La sua forza dunque nasce nel distacco, nella dote, sovrumana, di fissare il pensiero su un unico punto, tralasciando ogni emozione. Non importa se è sospeso a trecento metri da terra, se sbagliando – e basta pochissimo – finirà per morire. Nella sua mente c’è solo una sequenza, prima scritta su un taccuino, e poi ripetuta mille volte, per impararla a memoria: piede a sinistra, perno sul tallone, mano destra dietro la buca, e ancora, dita incrociate, salita, attacco allo spuntone… come scriveva Stephen King, in uno dei suoi magici racconti, non è poi troppo diverso camminare su un tappeto, a venti centimetri da terra, piuttosto che su un cornicione, al decimo piano di un palazzo… ma nessuno ci riesce! Tranne uno come Honnold.

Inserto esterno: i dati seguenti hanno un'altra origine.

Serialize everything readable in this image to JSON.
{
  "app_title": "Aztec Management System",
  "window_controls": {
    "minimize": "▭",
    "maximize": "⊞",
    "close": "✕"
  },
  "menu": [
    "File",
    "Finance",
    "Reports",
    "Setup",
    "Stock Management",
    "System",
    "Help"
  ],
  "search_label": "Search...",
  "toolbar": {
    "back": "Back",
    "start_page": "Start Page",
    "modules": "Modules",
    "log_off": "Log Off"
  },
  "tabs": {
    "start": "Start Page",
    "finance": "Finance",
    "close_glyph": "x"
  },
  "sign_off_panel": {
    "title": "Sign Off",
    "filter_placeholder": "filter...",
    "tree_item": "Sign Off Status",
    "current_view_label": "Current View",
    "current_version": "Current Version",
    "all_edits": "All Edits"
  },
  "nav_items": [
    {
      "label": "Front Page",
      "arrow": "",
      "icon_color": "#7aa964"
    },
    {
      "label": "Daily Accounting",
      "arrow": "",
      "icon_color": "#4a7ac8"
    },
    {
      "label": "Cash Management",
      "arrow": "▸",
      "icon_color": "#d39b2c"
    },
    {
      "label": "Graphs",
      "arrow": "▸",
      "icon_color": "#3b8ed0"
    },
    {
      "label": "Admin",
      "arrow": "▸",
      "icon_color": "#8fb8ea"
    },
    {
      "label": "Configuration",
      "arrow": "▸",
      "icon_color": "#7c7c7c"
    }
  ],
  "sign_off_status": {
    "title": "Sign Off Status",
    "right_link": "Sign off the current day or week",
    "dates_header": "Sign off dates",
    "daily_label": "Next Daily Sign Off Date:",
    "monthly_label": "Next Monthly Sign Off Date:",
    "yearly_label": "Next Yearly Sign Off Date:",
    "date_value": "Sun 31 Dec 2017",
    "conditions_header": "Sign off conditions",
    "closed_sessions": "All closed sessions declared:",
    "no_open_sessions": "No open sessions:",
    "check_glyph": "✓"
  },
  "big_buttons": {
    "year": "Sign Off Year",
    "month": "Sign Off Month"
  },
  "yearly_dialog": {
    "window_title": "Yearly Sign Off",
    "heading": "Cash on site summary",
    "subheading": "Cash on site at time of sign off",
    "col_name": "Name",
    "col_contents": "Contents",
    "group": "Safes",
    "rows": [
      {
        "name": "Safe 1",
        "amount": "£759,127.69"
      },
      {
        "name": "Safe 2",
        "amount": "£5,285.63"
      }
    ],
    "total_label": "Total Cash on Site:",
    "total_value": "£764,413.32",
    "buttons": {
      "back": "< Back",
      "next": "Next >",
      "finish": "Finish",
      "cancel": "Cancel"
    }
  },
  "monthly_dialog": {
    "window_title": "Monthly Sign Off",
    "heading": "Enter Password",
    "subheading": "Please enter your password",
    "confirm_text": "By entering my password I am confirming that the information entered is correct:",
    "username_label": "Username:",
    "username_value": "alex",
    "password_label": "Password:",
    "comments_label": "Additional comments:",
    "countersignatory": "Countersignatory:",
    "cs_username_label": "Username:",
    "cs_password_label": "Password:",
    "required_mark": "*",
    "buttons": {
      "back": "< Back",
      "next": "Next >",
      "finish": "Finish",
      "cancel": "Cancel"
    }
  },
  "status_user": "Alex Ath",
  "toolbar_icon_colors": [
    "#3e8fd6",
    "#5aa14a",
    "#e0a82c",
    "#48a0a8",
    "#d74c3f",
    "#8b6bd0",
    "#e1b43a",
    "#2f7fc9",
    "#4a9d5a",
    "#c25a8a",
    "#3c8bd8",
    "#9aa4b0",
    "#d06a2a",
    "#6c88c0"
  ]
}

El Capitan era ancora là – solido, grezzo, impenetrabile. Lo aspettava da milioni di anni, come un monolite scagliato da un dio, nei tempi della Preistoria. In quei giorni – forse per la prima volta – Alex aveva mostrato di essere umano, vulnerabile. Aveva tentato di salire, poi, pensando alla troupe, aveva sentito di non essere più solo, e si era fermato. Quel senso di essere osservato, soprattutto dagli amici, aveva incrinato la sua armatura. E la morte di Steck, il volto triste di Sani, la sua fidanzata… ce n’era abbastanza per gettare la spugna. In fondo si era già spinto più in là di chiunque altro, non doveva più dimostrare nulla, se non a se stesso. Ma, come diceva Dostoevskij, chi si spinge verso il confine, supera sempre il limite… e lui doveva provarci. Così sarebbe venuta l’ascensione, come un puntino rosso, piccolissimo, che lentamente saliva per la parete, simile a un ragno… quanto era enorme tutto questo… e quanto era minuscolo il suo corpo… bastava un alito di vento per sfracellarlo al suolo, proprio come era successo ai suoi amici. Ma lui non ci pensava affatto. Nella sua testa c’era solo una sequenza, mano dopo mano, passo dopo passo, e il pensiero di quanto avrebbe amato, quel paesaggio, guardandolo dall’alto. Se non era il Paradiso, di sicuro ci assomigliava moltissimo. E là si spiegavano molte cose, non ultima l’idea che l’uomo non era nato per essere terreno, ma per assaltare il cielo. Solo lassù si compiva il suo destino.
Matteo Farneti
Recensione al libro Nel vuoto. Solo in parete di Alex Honnold con David Roberts, Fabbri Editori, traduzione di Anita Taroni e Stefano Travagli, 2016, pagg. 262, euro 19.